Knockdown of GABA(A) receptor signaling in GnRH neurons has minimal effects upon fertility.

The amino acid gamma-aminobutyric acid (GABA) is thought to play a key role in shaping the activity of the GnRH neurons throughout embryonic and postnatal life. However, the physiological roles of direct GABA inputs to GnRH neurons remain unknown. Using a Cre-LoxP strategy, we generated a targeted mouse line, in which all (98 +/- 1%) GnRH neurons had the gamma2-subunit of the GABA(A) receptor deleted. Electrophysiological recordings of GABA(A)-mediated postsynaptic currents from green fluorescent protein-tagged GnRH neurons with the gamma2-subunit knocked out (GnRH gamma2 KO) showed that the amplitude and frequency of GABA(A) postsynaptic currents were reduced by 70% (P < 0.01) and 77% (P < 0.05), respectively, and that the response to exogenous GABA was reduced by 90% (P < 0.01). Evaluation of male and female GnRH gamma2 KO mice revealed completely normal fecundity, estrous cycles, and puberty onset.

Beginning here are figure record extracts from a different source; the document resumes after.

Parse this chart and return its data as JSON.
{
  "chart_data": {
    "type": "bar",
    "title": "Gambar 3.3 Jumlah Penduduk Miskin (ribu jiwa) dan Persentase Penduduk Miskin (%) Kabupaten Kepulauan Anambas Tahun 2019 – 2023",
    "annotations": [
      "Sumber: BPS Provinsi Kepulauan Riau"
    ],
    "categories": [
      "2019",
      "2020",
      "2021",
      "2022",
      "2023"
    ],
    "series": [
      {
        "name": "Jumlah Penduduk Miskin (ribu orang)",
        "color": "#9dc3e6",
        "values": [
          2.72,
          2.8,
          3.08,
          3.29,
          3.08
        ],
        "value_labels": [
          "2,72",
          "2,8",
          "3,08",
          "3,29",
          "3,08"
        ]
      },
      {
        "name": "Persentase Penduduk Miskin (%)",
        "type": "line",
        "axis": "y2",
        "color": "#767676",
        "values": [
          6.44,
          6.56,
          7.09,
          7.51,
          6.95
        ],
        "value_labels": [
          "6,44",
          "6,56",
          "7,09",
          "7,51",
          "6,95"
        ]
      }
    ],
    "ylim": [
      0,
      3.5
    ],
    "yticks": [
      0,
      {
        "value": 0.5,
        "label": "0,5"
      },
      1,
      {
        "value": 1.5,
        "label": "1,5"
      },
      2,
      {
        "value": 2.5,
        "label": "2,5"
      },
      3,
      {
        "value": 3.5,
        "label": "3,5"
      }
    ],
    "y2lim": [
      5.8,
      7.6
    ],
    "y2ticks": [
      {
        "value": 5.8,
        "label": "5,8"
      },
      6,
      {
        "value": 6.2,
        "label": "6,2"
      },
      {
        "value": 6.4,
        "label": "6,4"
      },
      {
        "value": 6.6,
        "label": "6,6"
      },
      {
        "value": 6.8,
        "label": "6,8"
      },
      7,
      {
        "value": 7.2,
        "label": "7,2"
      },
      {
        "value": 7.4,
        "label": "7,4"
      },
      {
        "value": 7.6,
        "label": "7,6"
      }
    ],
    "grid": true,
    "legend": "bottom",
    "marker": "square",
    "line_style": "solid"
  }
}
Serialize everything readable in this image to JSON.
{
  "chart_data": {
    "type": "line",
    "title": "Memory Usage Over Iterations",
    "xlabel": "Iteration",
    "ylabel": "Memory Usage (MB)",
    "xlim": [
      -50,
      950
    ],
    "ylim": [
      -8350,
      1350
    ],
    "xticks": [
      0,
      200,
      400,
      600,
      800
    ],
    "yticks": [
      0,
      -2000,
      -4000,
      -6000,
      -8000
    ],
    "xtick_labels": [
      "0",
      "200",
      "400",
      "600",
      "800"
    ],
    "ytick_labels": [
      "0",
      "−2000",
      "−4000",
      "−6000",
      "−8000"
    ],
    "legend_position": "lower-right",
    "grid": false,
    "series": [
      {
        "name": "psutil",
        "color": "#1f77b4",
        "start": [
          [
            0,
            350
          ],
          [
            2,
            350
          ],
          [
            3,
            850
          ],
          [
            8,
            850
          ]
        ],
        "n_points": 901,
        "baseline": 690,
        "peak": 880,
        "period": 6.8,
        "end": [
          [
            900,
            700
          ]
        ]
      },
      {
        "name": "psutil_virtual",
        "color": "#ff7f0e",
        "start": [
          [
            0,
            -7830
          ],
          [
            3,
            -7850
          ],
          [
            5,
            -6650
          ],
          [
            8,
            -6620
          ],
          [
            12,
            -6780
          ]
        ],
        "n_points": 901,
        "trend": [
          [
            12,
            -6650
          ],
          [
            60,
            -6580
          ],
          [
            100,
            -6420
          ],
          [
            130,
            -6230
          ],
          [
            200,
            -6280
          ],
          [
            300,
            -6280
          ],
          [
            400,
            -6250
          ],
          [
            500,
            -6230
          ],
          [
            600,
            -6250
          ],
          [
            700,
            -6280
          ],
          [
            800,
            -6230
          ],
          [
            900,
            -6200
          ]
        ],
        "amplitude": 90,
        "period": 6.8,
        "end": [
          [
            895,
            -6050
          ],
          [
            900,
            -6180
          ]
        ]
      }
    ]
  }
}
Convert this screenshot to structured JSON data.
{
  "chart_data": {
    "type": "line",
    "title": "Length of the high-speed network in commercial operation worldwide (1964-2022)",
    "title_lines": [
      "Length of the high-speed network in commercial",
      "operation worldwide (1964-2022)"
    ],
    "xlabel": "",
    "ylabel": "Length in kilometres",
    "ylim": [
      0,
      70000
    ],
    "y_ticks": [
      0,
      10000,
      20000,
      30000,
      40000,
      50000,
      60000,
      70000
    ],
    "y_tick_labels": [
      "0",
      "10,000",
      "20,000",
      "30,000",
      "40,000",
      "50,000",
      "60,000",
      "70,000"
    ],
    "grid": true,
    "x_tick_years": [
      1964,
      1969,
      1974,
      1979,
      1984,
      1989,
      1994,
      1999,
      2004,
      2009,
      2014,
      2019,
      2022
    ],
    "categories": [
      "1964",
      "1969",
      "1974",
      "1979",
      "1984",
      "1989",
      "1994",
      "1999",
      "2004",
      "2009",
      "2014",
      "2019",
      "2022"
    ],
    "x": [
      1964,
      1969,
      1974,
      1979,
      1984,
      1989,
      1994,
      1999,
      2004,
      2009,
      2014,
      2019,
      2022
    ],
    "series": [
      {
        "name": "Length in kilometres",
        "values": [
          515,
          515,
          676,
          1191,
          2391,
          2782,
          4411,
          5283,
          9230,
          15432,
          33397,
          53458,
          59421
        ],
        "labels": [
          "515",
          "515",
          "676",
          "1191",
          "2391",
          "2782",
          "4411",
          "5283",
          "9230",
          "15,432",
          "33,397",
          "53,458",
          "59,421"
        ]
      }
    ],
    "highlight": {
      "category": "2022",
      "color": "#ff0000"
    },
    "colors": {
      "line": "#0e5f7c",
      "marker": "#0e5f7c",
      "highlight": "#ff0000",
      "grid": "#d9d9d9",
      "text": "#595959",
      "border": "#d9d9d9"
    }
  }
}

Further investigation with gonadectomy and different steroid replacement regimens showed normal basal levels of LH in both sexes, and a normal estradiol-evoked positive feedback mechanism in females. However, the increment in LH after gonadectomy in GnRH gamma2 KO female mice was double that of controls (P < 0.05) and also more potently suppressed by 17-beta-estradiol (P < 0.05). A similar but nonsignificant trend was observed in GnRH gamma2 KO male mice. Together, these findings show that 70-90% reductions in the normal levels of GABA(A) receptor activity at the GnRH neuron appear to impact upon the estrogen negative feedback mechanism but are, nevertheless, compatible with normal fertility in mice.